Morning Light!

This morning I rose, fed kitties, sat down to meditate. Bella came and sat down on her blanket next to me.  For her, meditation means petting and kissing and she returns the gift by licking me. Bella sees living as reciprocal; she always gives back.  

Finally we settle, Bella and I, and come to rest.  I feel how deeply in this moment I have nothing to do and nowhere to go.  That settling falls through me. I rise in response, a spring, motion, movement, process, though I appear still as a mountain, or do I?  Thoughts pop in – are mountains still?

My lids close over my eyes, gently, tenderly.  After awhile, still covered, the balls of the eyes shift, gently, tenderly, right, then, left.  I’m by the window and feel the coming of light.

I allow the lids of my eyes, the center of my head, to rest and rise as gently and tenderly as the coming of the light.  All is ease. Might I keep this as I move through the day?

My teacher of Sensory Awareness, Charlotte Selver, would bring us to a state of bliss, and then, say, “Forget it!” I didn’t want to forget it, wanted to hold on, but now, I’ve learned, release, and something new comes, so I release as the light meets the sky, meeting me, touching, digesting, through and through.

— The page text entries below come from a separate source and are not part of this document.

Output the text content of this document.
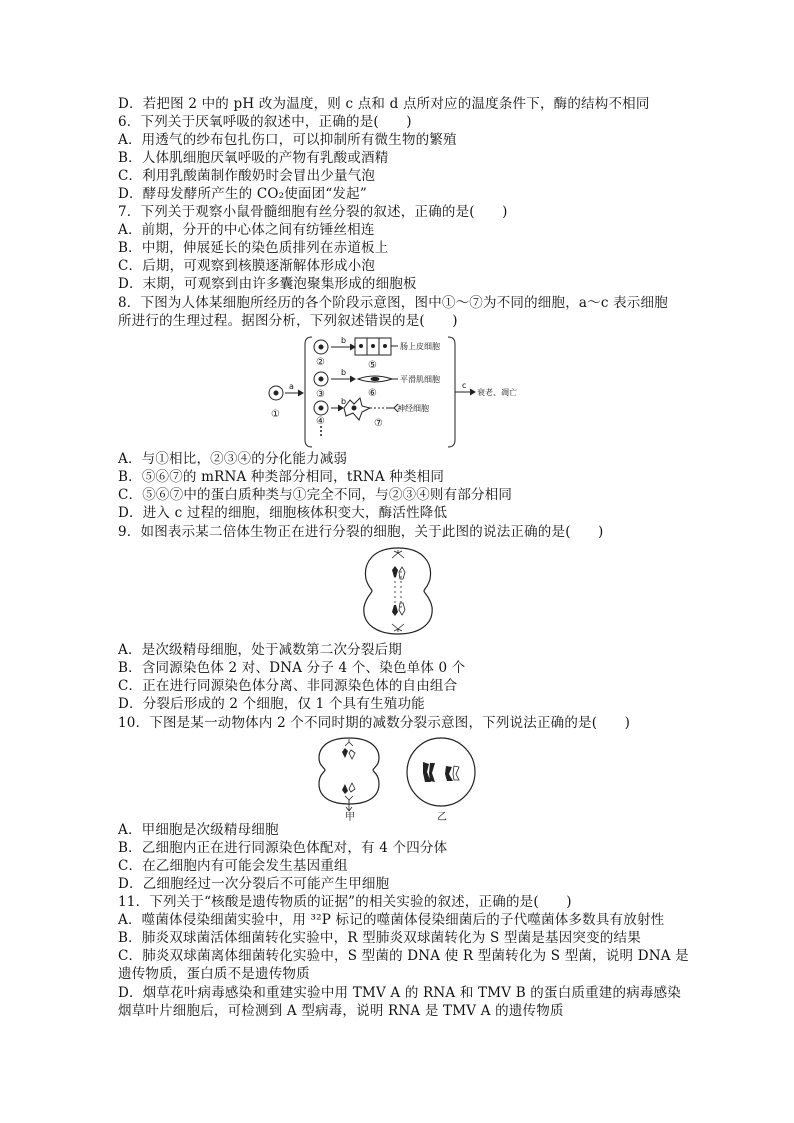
D．若把图 2 中的 pH 改为温度，则 c 点和 d 点所对应的温度条件下，酶的结构不相同
6．下列关于厌氧呼吸的叙述中，正确的是(　　)
A．用透气的纱布包扎伤口，可以抑制所有微生物的繁殖
B．人体肌细胞厌氧呼吸的产物有乳酸或酒精
C．利用乳酸菌制作酸奶时会冒出少量气泡
D．酵母发酵所产生的 CO₂使面团“发起”
7．下列关于观察小鼠骨髓细胞有丝分裂的叙述，正确的是(　　)
A．前期，分开的中心体之间有纺锤丝相连
B．中期，伸展延长的染色质排列在赤道板上
C．后期，可观察到核膜逐渐解体形成小泡
D．末期，可观察到由许多囊泡聚集形成的细胞板
8．下图为人体某细胞所经历的各个阶段示意图，图中①～⑦为不同的细胞，a～c 表示细胞
所进行的生理过程。据图分析，下列叙述错误的是(　　)
a
b
b
b
c
①
②
③
④
⑤
⑥
⑦
肠上皮细胞
平滑肌细胞
神经细胞
衰老、凋亡
A．与①相比，②③④的分化能力减弱
B．⑤⑥⑦的 mRNA 种类部分相同，tRNA 种类相同
C．⑤⑥⑦中的蛋白质种类与①完全不同，与②③④则有部分相同
D．进入 c 过程的细胞，细胞核体积变大，酶活性降低
9．如图表示某二倍体生物正在进行分裂的细胞，关于此图的说法正确的是(　　)
A．是次级精母细胞，处于减数第二次分裂后期
B．含同源染色体 2 对、DNA 分子 4 个、染色单体 0 个
C．正在进行同源染色体分离、非同源染色体的自由组合
D．分裂后形成的 2 个细胞，仅 1 个具有生殖功能
10．下图是某一动物体内 2 个不同时期的减数分裂示意图，下列说法正确的是(　　)
甲	乙
A．甲细胞是次级精母细胞
B．乙细胞内正在进行同源染色体配对，有 4 个四分体
C．在乙细胞内有可能会发生基因重组
D．乙细胞经过一次分裂后不可能产生甲细胞
11．下列关于“核酸是遗传物质的证据”的相关实验的叙述，正确的是(　　)
A．噬菌体侵染细菌实验中，用 ³²P 标记的噬菌体侵染细菌后的子代噬菌体多数具有放射性
B．肺炎双球菌活体细菌转化实验中，R 型肺炎双球菌转化为 S 型菌是基因突变的结果
C．肺炎双球菌离体细菌转化实验中，S 型菌的 DNA 使 R 型菌转化为 S 型菌，说明 DNA 是
遗传物质，蛋白质不是遗传物质
D．烟草花叶病毒感染和重建实验中用 TMV A 的 RNA 和 TMV B 的蛋白质重建的病毒感染
烟草叶片细胞后，可检测到 A 型病毒，说明 RNA 是 TMV A 的遗传物质
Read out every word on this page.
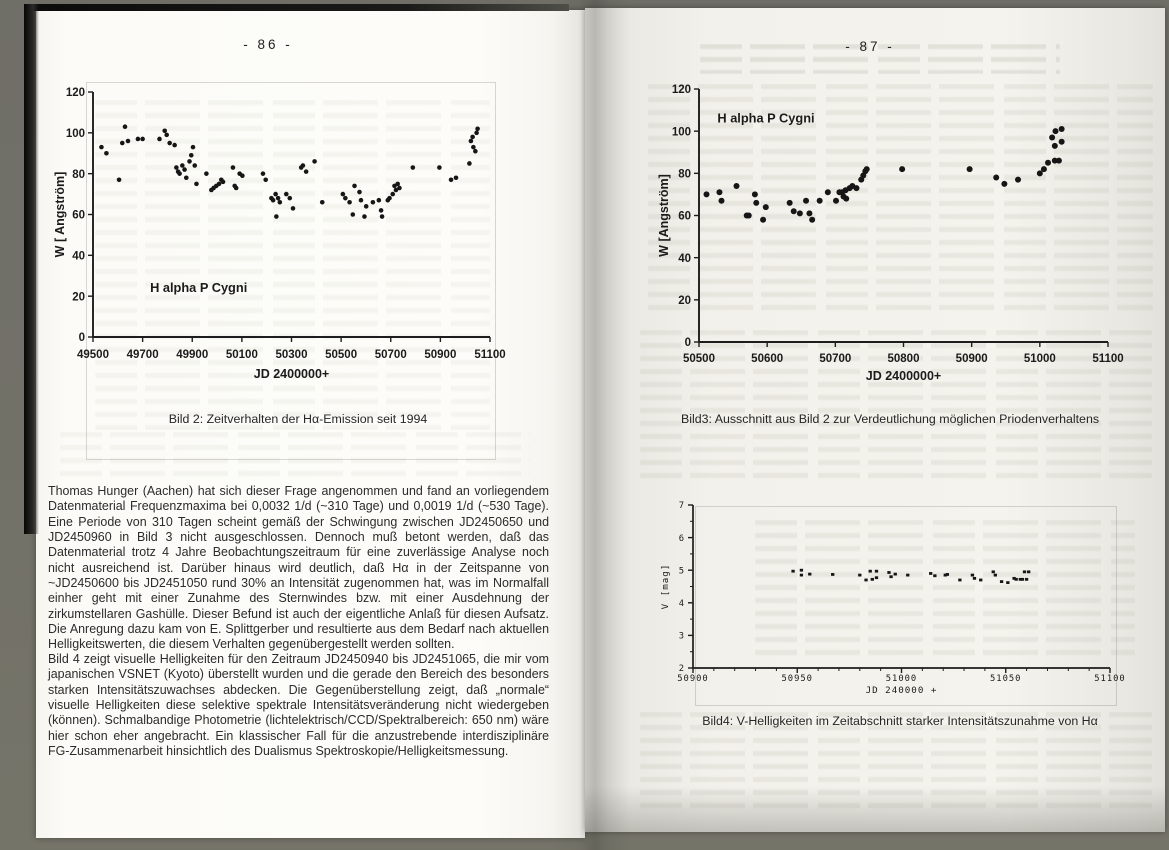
- 86 -
49500 49700 49900 50100 50300 50500 50700 50900 51100
0
20
40
60
80
100
120
JD 2400000+
W [ Angström]
H alpha P Cygni
Bild 2: Zeitverhalten der Hα-Emission seit 1994
Thomas Hunger (Aachen) hat sich dieser Frage angenommen und fand an vorliegendem Datenmaterial Frequenzmaxima bei 0,0032 1/d (~310 Tage) und 0,0019 1/d (~530 Tage). Eine Periode von 310 Tagen scheint gemäß der Schwingung zwischen JD2450650 und JD2450960 in Bild 3 nicht ausgeschlossen. Dennoch muß betont werden, daß das Datenmaterial trotz 4 Jahre Beobachtungszeitraum für eine zuverlässige Analyse noch nicht ausreichend ist. Darüber hinaus wird deutlich, daß Hα in der Zeitspanne von ~JD2450600 bis JD2451050 rund 30% an Intensität zugenommen hat, was im Normalfall einher geht mit einer Zunahme des Sternwindes bzw. mit einer Ausdehnung der zirkumstellaren Gashülle. Dieser Befund ist auch der eigentliche Anlaß für diesen Aufsatz. Die Anregung dazu kam von E. Splittgerber und resultierte aus dem Bedarf nach aktuellen Helligkeitswerten, die diesem Verhalten gegenübergestellt werden sollten.
Bild 4 zeigt visuelle Helligkeiten für den Zeitraum JD2450940 bis JD2451065, die mir vom japanischen VSNET (Kyoto) überstellt wurden und die gerade den Bereich des besonders starken Intensitätszuwachses abdecken. Die Gegenüberstellung zeigt, daß „normale“ visuelle Helligkeiten diese selektive spektrale Intensitätsveränderung nicht wiedergeben (können). Schmalbandige Photometrie (lichtelektrisch/CCD/Spektralbereich: 650 nm) wäre hier schon eher angebracht. Ein klassischer Fall für die anzustrebende interdisziplinäre FG-Zusammenarbeit hinsichtlich des Dualismus Spektroskopie/Helligkeitsmessung.
- 87 -
50500	50600	50700	50800	50900	51000	51100
0
20
40
60
80
100
120
JD 2400000+
W [Angström]
H alpha P Cygni
Bild3: Ausschnitt aus Bild 2 zur Verdeutlichung möglichen Priodenverhaltens
50900	50950	51000	51050	51100
2
3
4
5
6
7
JD 240000 +
V [mag]
Bild4: V-Helligkeiten im Zeitabschnitt starker Intensitätszunahme von Hα
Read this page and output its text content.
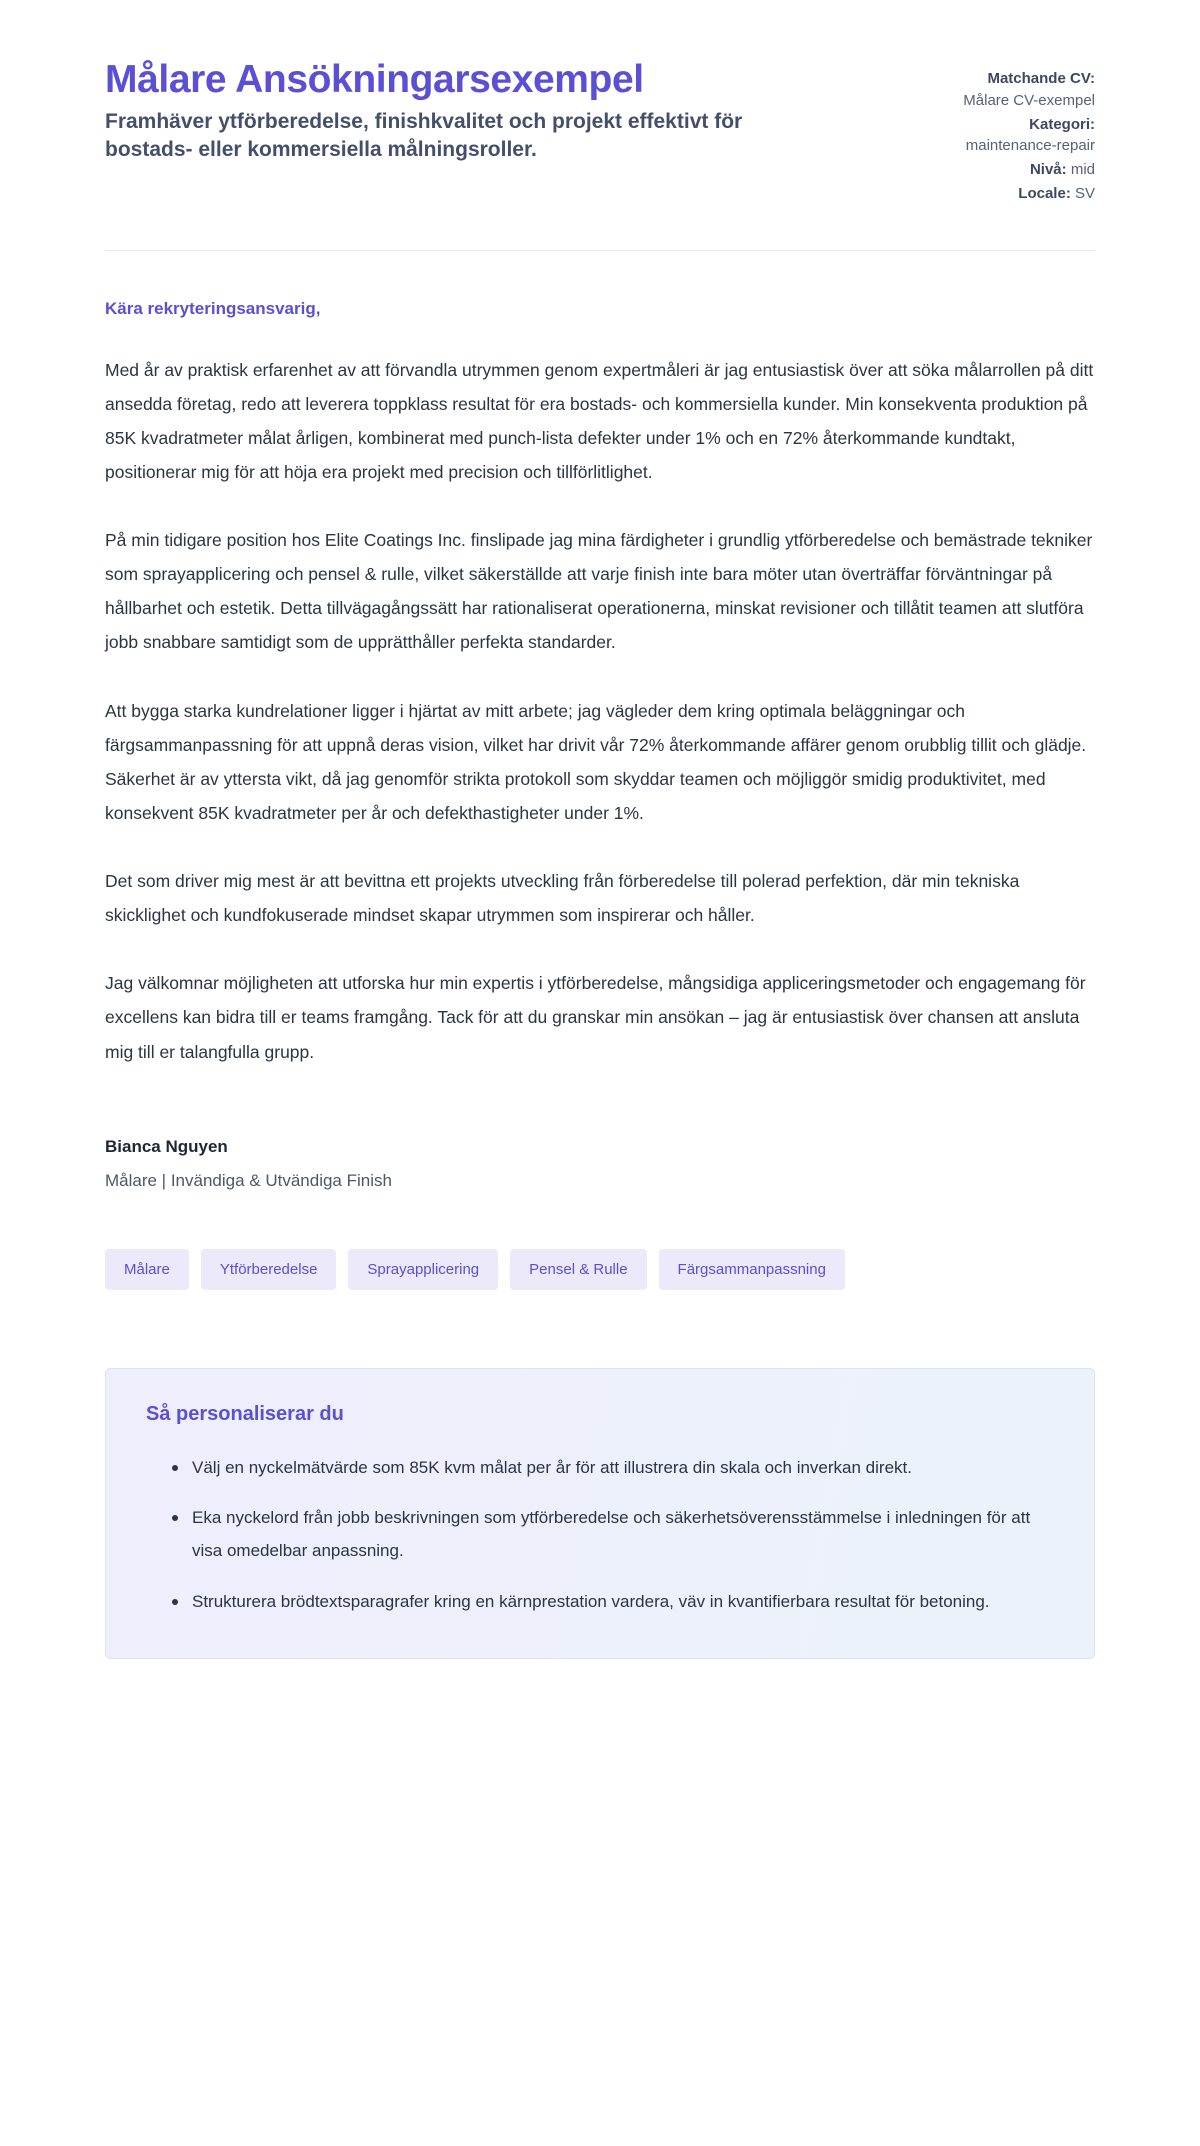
Målare Ansökningarsexempel

Framhäver ytförberedelse, finishkvalitet och projekt effektivt för bostads- eller kommersiella målningsroller.

Matchande CV:
Målare CV-exempel
Kategori:
maintenance-repair
Nivå: mid
Locale: SV

Kära rekryteringsansvarig,

Med år av praktisk erfarenhet av att förvandla utrymmen genom expertmåleri är jag entusiastisk över att söka målarrollen på ditt ansedda företag, redo att leverera toppklass resultat för era bostads- och kommersiella kunder. Min konsekventa produktion på 85K kvadratmeter målat årligen, kombinerat med punch-lista defekter under 1% och en 72% återkommande kundtakt, positionerar mig för att höja era projekt med precision och tillförlitlighet.

På min tidigare position hos Elite Coatings Inc. finslipade jag mina färdigheter i grundlig ytförberedelse och bemästrade tekniker som sprayapplicering och pensel & rulle, vilket säkerställde att varje finish inte bara möter utan överträffar förväntningar på hållbarhet och estetik. Detta tillvägagångssätt har rationaliserat operationerna, minskat revisioner och tillåtit teamen att slutföra jobb snabbare samtidigt som de upprätthåller perfekta standarder.

Att bygga starka kundrelationer ligger i hjärtat av mitt arbete; jag vägleder dem kring optimala beläggningar och färgsammanpassning för att uppnå deras vision, vilket har drivit vår 72% återkommande affärer genom orubblig tillit och glädje. Säkerhet är av yttersta vikt, då jag genomför strikta protokoll som skyddar teamen och möjliggör smidig produktivitet, med konsekvent 85K kvadratmeter per år och defekthastigheter under 1%.

Det som driver mig mest är att bevittna ett projekts utveckling från förberedelse till polerad perfektion, där min tekniska skicklighet och kundfokuserade mindset skapar utrymmen som inspirerar och håller.

Jag välkomnar möjligheten att utforska hur min expertis i ytförberedelse, mångsidiga appliceringsmetoder och engagemang för excellens kan bidra till er teams framgång. Tack för att du granskar min ansökan – jag är entusiastisk över chansen att ansluta mig till er talangfulla grupp.

Bianca Nguyen

Målare | Invändiga & Utvändiga Finish

Målare	Ytförberedelse	Sprayapplicering	Pensel & Rulle	Färgsammanpassning
Så personaliserar du
Välj en nyckelmätvärde som 85K kvm målat per år för att illustrera din skala och inverkan direkt.
Eka nyckelord från jobb beskrivningen som ytförberedelse och säkerhetsöverensstämmelse i inledningen för att visa omedelbar anpassning.
Strukturera brödtextsparagrafer kring en kärnprestation vardera, väv in kvantifierbara resultat för betoning.
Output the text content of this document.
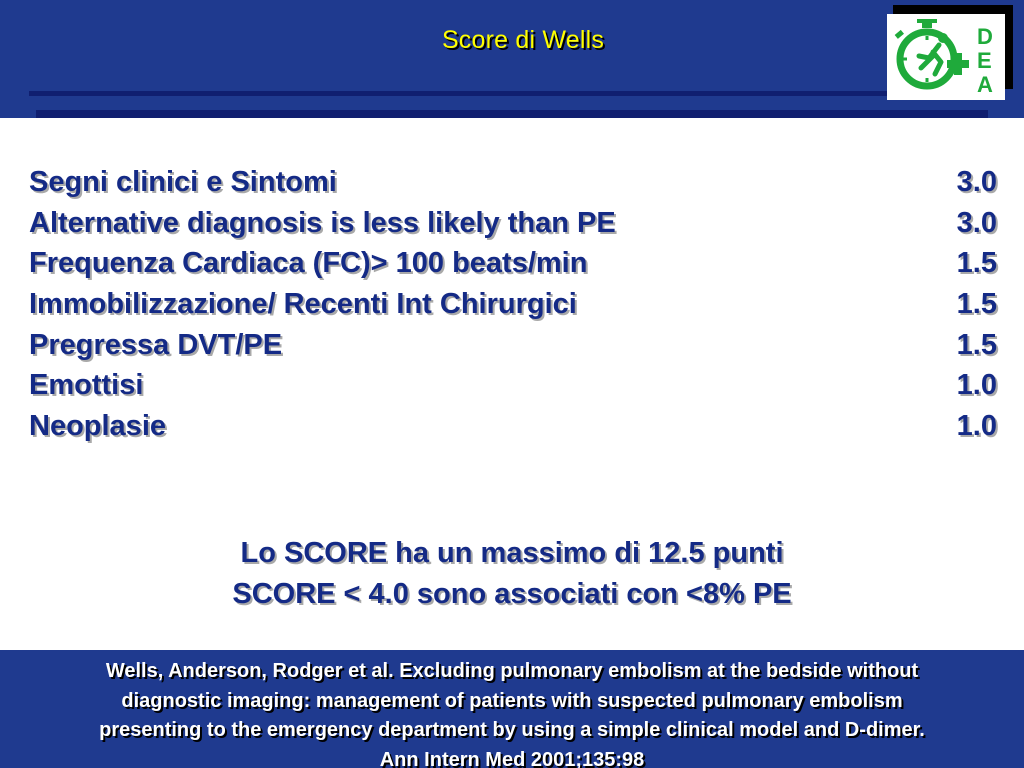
Score di Wells	D
E
A
Segni clinici e Sintomi	3.0
Alternative diagnosis is less likely than PE	3.0
Frequenza Cardiaca (FC)> 100 beats/min	1.5
Immobilizzazione/ Recenti Int Chirurgici	1.5
Pregressa DVT/PE	1.5
Emottisi	1.0
Neoplasie	1.0
Lo SCORE ha un massimo di 12.5 punti
SCORE < 4.0 sono associati con <8% PE
Wells, Anderson, Rodger et al. Excluding pulmonary embolism at the bedside without
diagnostic imaging: management of patients with suspected pulmonary embolism
presenting to the emergency department by using a simple clinical model and D-dimer.
Ann Intern Med 2001;135:98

Pittosporum offers scent to air.

Everyday Delight

I’m entranced with the moon shining as the morning sky comes to light. My eyes are drawn outside even as I consider the room in which I ruminate and communicate.

In Anna Held Audette’s tiny book, The Blank Canvas – Inviting the Muse, she writes, “You need to arrange your studio environment so that it fits you.  Even Van Gogh, who was forced to work under the most rudimentary conditions, wrote, “I have taken some (prints) for my little room to give it the right atmosphere, for that is necessary to get new thoughts and ideas.”

This morning after meditating, I sat, eyes still closed, and gently touched with my hands the seven bones that meet at the eye socket.  Then, I allowed one hand to touch the opposite shoulder and the collar bone. The hand seemed content to stay in the air. I allowed and savored that even as I moved it slightly; the thumb fanned the air as it moved with delicacy and tenderness in and out.

When I opened my eyes, I perused the palm of my hand; it felt heavier with the weight of my eyes.  That led me to Google to investigate photons which have no mass but do have energy. What was happening with my hand? Was it simply that I was noticing the celebration of light in its passage in me, through me, as me?

I was reminded of George Eliot’s wonderful words in her book Middlemarch: “If we had a keen vision and feeling of all ordinary human life, it would be like hearing the grass grow and the squirrel’s heart beat, and we should die of that roar which lies on the other side of silence.”

I don’t think we’d die from keener vision and feeling.  I think we come more alive. I look up and out and the moon still shines. The sky is shared by moon and sun. We are containers for all.